Why census data needs robust confidentiality protections

In the next few days, the Census Bureau will release the first 2020 Census data — the congressional apportionment population counts. The apportionment numbers — required by law — include population counts of each state and the U.S. as a whole. Results determine how many congressional representatives each state receives.

Other upcoming data releases will include more detail. These will be used for everything from redistricting to environmental justice to COVID recovery. This is why making sure the data is secure is paramount. Today, regulation and protection includes significant punishment — fines and prison time — for any Census Bureau employee who creates a breach or leaks data. The Census Bureau takes the matter so seriously that even accessing data requires a validation process and lifelong commitment —  arguably the most effective outreach tool for collecting sensitive data. 

Without this level of trust in ensuring confidentiality, there would be no census, and hard to count communities would be missed in greater proportion. But what we do today simply isn’t enough, which is why the creation of a new disclosure avoidance system is crucial. 

The upcoming data releases, like past releases, include demographic breakdowns. The Census Bureau is bound by law (US Code Title 13) to keep individuals safe from re-identintification. This becomes increasingly difficult each decade as the availability of commercial data and computing power, as well as the sophistication of nefarious and other actors, continues to increase.

For 2020, Department of Commerce Secretary Gina Raimondo endorses the Census Bureau’s use of differential privacy to protect individual responses. As discussed in a recent Data & Society paper, “differential privacy allows the Census Bureau to mathematically balance between privacy and data utility.”

Here’s why that’s important.

When information has an underlying dataset much like the census does, every data product reveals a little bit of information about the actual, underlying data. In the case of the census, the data comes from individual census responses, which contain personally identifiable information (PII) such as birth dates and marital status. Research is available that shows census data has been utilized to create address look-up lists and other nefarious tools that reveal our personal information. And commercial actors, including popular social media sites, combine census data with their own and third-party datasets to glean insights and create profiles of Americans. The nefarious actors are not limited to domestic players, either. 

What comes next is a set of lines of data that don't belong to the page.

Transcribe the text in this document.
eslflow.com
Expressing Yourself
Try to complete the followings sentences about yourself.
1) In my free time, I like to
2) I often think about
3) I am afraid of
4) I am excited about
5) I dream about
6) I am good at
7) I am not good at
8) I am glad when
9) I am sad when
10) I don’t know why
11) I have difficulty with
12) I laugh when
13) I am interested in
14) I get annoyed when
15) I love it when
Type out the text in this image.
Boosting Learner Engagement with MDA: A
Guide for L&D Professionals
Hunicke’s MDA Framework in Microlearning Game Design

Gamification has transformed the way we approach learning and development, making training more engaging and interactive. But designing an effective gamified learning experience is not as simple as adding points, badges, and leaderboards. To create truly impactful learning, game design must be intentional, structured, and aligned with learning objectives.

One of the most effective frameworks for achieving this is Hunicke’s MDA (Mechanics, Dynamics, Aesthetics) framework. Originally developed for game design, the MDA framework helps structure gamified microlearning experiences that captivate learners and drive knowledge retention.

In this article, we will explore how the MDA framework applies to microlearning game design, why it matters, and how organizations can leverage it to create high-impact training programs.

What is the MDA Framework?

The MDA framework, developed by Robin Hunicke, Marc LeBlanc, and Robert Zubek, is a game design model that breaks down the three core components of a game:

Although our census data focuses on the U.S. population, it’s available globally once posted on the Census Bureau website. The byproducts of that data — direct and indirect as well as combining census data with other datasets — are possible and it’s essentially impossible to monitor and track who accesses it. It is a measure of national security to keep census responses confidential. There should not be a roster of our nation available to anyone that wants it — friend or foe, foreign or domestic — but there is potential for one and it’s why a robust disclosure avoidance system is so important. 

How did the Census Bureau decide on using differential privacy? In preparing for 2020, it conducted an experiment. Using a subset of the 2010 data products, Census staff tried to see if they could reveal the underlying dataset.

What they found was jarring. Information on individual census responses was discoverable for 52 million Americans — and that may be the tip of the iceberg. Some external analysts estimate a re-identification risk for nearly 80 percent of the population.

More than 50 percent of the population has a unique combination of age, sex, race and hispanic origin. The more unique people are, the easier they are to match to third party data. In addition, individual risk is exasperated by small geographic units. Census blocks, the smallest geographic unit, average a few hundred people. However, my calculations of raw census data revealed 1.9 million of the nearly 7 million census blocks contain fewer than ten people. If census data is highly accurate at the block level, the people living in these small blocks are extraordinarily easy to identify.

Confidential information and the potential for re-identification is precisely why commercial data brokers and nefarious actors want census data, they can’t get it anywhere else. For example, 2020 was the first time the census questionnaire had an option for same-sex marriages, sensitive data that should remain confidential. The Census Bureau should not be in the business of outing our neighbors.

The use of differential privacy — releasing data so it cannot be linked directly to people — helps keep the trust in the Census Bureau, now and in the future.

Maria Filippelli is a Public Interest Technology Census fellow at New America. Filippelli has a background in urban planning, civic technology, and data science. For the past two and a half years, she has worked with dozens of civil rights organizations to navigate the technical changes to the 2020 Census.